Though "twenty" officially marks the end of my son’s teen life, and a window closes in our family, we know we may see that window re-open slightly, unofficially, to let in a few random waves. We won’t be fooled. We know which direction the tide is going and we’ll just rejoice in the pleasure of watching as it gradually moves out.

Tuesday, March 4, 2008

Are We There Yet?

Parenting young children, has kept me plenty busy. From the hardest job I’ve ever had (aka potty training), to trips to emergency rooms, assisting in building something amazing out of Lego, reading favorite story books, the many nights of trying to figure out homework assignments that I only vaguely remember studying at some point in my youth…to praying with them for friends, listening to them vent their teenage emotions, to starting the college application process… It has been full, and rich! Would not trade this in for all the adult-only resort vacation spots in the world!

Over time, however, I begin to see out on the horizon something else approaching my life. Or more accurately, I am approaching it. Parenting is not a stagnate state of being. My kids have not stayed two or six or even sixteen years old. Their needs and interests and relationships with me have continued to change, sometimes faster than I can keep up with. Just when you think you have it all figured out and can sort of relax, they bump up to a new stage! And we all have to shift a bit and there’s a new learning curve to conquer in parenting them well. I have never been bored in all these years.

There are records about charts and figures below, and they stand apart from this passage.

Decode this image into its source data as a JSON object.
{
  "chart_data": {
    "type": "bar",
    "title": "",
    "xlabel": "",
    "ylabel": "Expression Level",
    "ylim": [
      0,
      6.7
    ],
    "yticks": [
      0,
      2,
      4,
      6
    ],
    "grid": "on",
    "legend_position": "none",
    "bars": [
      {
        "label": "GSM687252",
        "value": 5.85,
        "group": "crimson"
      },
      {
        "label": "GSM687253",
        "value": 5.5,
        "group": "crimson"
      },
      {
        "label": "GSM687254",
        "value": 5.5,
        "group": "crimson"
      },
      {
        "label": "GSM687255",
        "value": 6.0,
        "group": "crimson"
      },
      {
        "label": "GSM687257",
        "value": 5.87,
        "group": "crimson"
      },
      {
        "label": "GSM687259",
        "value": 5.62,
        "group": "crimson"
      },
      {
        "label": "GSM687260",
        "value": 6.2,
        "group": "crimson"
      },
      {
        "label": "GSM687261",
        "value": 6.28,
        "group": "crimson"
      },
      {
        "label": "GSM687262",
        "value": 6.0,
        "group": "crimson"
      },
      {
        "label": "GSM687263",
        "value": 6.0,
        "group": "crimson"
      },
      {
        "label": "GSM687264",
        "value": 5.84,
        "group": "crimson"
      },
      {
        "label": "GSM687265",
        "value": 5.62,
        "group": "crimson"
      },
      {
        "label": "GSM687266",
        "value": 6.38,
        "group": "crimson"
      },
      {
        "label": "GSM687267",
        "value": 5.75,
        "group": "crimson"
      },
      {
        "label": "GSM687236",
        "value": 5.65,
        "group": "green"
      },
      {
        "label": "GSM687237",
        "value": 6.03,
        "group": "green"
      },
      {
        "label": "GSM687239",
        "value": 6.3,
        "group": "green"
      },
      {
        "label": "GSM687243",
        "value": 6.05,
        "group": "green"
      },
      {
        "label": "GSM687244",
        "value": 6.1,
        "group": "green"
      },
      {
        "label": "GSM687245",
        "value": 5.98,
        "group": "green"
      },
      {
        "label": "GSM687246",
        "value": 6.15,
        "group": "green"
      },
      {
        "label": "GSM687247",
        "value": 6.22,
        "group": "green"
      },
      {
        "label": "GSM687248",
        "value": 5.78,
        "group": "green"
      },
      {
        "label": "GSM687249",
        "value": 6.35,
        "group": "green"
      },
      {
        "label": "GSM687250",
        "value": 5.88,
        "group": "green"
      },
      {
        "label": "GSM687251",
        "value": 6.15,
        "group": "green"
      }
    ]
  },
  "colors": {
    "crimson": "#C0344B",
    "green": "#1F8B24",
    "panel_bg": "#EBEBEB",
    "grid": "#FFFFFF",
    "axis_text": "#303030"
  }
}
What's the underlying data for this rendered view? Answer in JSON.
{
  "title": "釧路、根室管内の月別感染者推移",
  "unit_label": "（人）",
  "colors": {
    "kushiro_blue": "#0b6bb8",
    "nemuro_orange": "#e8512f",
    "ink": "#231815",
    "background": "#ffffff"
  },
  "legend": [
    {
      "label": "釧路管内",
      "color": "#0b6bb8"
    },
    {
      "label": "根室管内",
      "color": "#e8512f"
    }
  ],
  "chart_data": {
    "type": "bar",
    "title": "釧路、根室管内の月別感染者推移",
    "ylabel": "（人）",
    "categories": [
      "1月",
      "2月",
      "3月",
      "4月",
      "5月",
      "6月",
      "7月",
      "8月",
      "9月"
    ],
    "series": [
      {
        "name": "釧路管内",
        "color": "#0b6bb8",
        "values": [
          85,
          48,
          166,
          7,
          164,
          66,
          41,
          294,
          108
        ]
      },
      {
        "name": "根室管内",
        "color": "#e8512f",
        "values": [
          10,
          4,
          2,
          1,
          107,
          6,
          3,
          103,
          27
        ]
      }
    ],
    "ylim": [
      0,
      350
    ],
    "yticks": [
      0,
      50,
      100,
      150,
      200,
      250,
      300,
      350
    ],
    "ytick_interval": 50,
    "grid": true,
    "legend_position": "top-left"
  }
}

Yet, as the first one begins to take those concrete steps out of his childhood home, that hazy thought way out there on the horizon, the one that so many older women have spoke of, both with a sense of warning and a sense of hope, about the “after life” (life after the kids all leave the nest), suddenly seems so much nearer and clearer. Like a mountain that once only appeared to be a slight, bluish mound way off in the distance, after traveling for quite some time in these parenting years, the time when my children’s daily lives no longer occupy my daily life is now so much nearer and showing itself to be more than just a mirage.

Am I ready? I’m not sure. But I do know that it is not an exact line between “this life” and that one. There is a gradual climb and long before I actually am there completely I am already sensing change on the inside. Not necessarily with excitement, but also not necessarily with dread. There are times when I so envy the young mom with her toddlers. How I miss the days (at times!) of plopping down on the floor to assist the creation of a great toddler architectural feat or sitting on the couch to read again “Frog and Toad” adventures to a rapt audience or being held onto by a sleepy one who has made my shoulder her pillow.

But I also see other women stepping forward, developing abilities that perhaps lay dormant in them for years while they functioned as “mommy”. There is something very exciting about the thought of getting to unearth and polish abilities in my own life. With my kids all the way past those toddler and early years, all moving into or out of the teenage years, not needing me to tie their shoes, all capable of reading on their own, should I make my move now?

Traveling towards that destination that so many women have traveled before me, from the back seat of my mind comes the question, “Are we there yet?” If the journey is part of the destination, then the answer is “Yes.”

And so these Mere Musings are offered as one woman’s pondered observations and meditations along the way.